What to expect during Ramadan in Oman

Ramadan starts in Oman.It is the holiest month of the Islamic year. It is when the Quran, the holy book of Islam was revealed to Prophet Muhammad. It is the Islamic month of fasting where Muslims pray and reflect. Muslims do their normal routine but refrain from eating, drinking, smoking and doing any kind of intimacy. It is intended to teach Muslims about self-discipline, patience, generosity, and submissiveness to God. It is common to have one meal (known as Suhoor) just before sunrise and another (known as Iftar) after sunset. Ramadan lasts for 29-30days depending on the sighting of the new moon.

 

Not all Muslims are required to fast. Non-Muslims, sick or those mentally ill, young children, elderly, and women who are menstruating, pregnant, breastfeeding or recently had a baby are exempted. If the fast is missed, they should try to make up the fast at a later date or make donation to the poor. During this time, greet Muslims with the phrase “Ramadan Kareem” which means Generous Ramadan.

 

When you are visiting Oman which is a conservative Muslim country on the month of Ramadan, you need to understand certain rules and regulations .This month brings a lot of joy for Muslims but for non – Muslims , it may cause some inconvenience. One is expected to adapt to the rules in public places during the daylight hours.

 

During fasting hours, non – Muslims are expected to follow the rules of fasting. In gulf country like Oman, it is considered illegal to eat and drink in public places during day light. Police patrols the streets and you may get fined if caught.

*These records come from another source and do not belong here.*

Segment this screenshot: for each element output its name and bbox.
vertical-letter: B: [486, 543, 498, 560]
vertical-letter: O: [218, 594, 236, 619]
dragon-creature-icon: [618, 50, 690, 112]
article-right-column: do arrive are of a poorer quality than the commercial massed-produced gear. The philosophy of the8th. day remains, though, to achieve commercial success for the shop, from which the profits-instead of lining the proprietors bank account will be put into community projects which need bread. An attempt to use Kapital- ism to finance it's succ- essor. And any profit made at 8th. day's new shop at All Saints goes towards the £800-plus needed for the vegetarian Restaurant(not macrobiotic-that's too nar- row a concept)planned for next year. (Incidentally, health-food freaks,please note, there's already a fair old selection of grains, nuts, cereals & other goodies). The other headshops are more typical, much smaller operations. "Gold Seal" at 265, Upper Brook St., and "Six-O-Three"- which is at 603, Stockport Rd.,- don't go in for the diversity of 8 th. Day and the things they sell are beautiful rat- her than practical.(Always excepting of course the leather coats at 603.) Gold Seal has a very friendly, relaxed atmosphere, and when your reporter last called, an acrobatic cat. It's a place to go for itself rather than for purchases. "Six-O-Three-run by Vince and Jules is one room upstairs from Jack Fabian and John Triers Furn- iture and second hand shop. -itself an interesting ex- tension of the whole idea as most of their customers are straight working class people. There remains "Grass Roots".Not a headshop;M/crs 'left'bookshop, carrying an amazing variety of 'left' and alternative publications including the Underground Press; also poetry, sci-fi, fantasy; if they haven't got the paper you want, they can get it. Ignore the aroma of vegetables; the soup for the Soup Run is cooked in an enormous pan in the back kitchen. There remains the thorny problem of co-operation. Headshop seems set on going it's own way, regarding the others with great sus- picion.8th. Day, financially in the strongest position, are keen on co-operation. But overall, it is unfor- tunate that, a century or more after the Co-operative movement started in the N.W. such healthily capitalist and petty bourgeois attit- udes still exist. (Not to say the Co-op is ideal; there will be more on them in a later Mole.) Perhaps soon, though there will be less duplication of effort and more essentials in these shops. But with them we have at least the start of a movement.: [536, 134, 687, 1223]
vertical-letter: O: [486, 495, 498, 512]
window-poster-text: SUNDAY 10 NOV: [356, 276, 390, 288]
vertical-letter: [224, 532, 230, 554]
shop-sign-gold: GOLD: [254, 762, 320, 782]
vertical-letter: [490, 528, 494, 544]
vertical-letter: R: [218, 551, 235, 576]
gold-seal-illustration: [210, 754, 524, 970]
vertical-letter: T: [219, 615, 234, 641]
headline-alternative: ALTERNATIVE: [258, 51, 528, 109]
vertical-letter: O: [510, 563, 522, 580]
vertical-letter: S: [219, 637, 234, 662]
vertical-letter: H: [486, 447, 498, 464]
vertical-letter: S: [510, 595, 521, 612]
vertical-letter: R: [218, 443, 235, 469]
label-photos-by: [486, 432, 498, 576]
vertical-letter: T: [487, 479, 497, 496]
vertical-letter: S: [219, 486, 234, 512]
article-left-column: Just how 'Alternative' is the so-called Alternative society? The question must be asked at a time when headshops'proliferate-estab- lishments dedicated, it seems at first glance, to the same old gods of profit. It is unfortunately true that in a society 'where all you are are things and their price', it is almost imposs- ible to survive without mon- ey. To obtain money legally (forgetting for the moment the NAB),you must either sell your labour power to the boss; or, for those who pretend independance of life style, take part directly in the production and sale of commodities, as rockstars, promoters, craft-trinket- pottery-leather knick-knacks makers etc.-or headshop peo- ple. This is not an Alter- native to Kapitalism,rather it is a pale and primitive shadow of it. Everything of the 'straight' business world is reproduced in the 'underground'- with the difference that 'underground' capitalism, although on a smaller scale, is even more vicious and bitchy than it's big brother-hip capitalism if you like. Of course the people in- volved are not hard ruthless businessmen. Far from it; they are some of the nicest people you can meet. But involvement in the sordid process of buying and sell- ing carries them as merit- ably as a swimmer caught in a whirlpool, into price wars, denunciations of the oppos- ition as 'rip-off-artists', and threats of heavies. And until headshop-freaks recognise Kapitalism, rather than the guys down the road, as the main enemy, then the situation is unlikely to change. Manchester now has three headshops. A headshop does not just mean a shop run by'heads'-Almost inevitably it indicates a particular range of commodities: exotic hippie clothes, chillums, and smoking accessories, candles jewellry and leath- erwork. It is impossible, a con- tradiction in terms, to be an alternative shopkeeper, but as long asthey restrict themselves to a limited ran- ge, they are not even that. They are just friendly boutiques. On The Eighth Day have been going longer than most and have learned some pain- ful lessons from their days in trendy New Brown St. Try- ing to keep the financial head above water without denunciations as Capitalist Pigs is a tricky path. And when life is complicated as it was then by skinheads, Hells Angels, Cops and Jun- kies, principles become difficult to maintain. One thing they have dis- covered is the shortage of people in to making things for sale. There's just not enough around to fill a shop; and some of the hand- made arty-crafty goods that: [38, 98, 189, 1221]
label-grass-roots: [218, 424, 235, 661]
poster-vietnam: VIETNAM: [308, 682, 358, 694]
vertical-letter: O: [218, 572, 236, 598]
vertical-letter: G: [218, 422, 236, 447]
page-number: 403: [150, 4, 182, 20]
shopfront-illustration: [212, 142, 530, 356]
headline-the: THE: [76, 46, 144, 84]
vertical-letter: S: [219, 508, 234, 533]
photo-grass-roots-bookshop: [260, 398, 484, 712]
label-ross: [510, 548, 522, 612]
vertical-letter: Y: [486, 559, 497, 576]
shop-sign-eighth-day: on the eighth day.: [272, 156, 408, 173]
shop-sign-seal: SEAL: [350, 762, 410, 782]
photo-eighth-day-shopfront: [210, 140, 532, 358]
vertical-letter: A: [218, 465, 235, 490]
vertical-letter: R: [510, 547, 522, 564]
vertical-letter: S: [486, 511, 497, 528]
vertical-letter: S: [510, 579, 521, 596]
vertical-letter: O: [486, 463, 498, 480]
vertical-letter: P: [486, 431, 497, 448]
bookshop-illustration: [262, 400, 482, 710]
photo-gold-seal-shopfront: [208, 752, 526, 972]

It is only allowed to drink, eat or smoke in private. Restaurants are closed the whole day and will reopen after Iftar. But international hotels will have at least one restaurant open for travelers to eat during daylight hours. Bars and pubs are closed and no live music are allowed. It is also expected that men and women will dress more modestly. Government offices, banks, malls, tourist places are open but working hours are shorter too. Regardless of the religion, all residents of Oman have shorter workdays. At home, you are free to do whatever you do. If you will walk around on the daylight, you will see a quieter life scene.

 

Most of the people are up all night. Day and night are somewhat switched during Ramadan, so there is a lot of stuff going around during the evenings. Malls are open until midnight. Most of the hotels will offer Iftar and Suhoor buffets.

 

Ramadan ends with Eid el Fitr, the festival of breaking the fast. Many Muslims celebrate by giving gifts, visiting family and friends and wearing new clothes.

 

For all my Muslim friends and colleagues, Ramadan Kareem!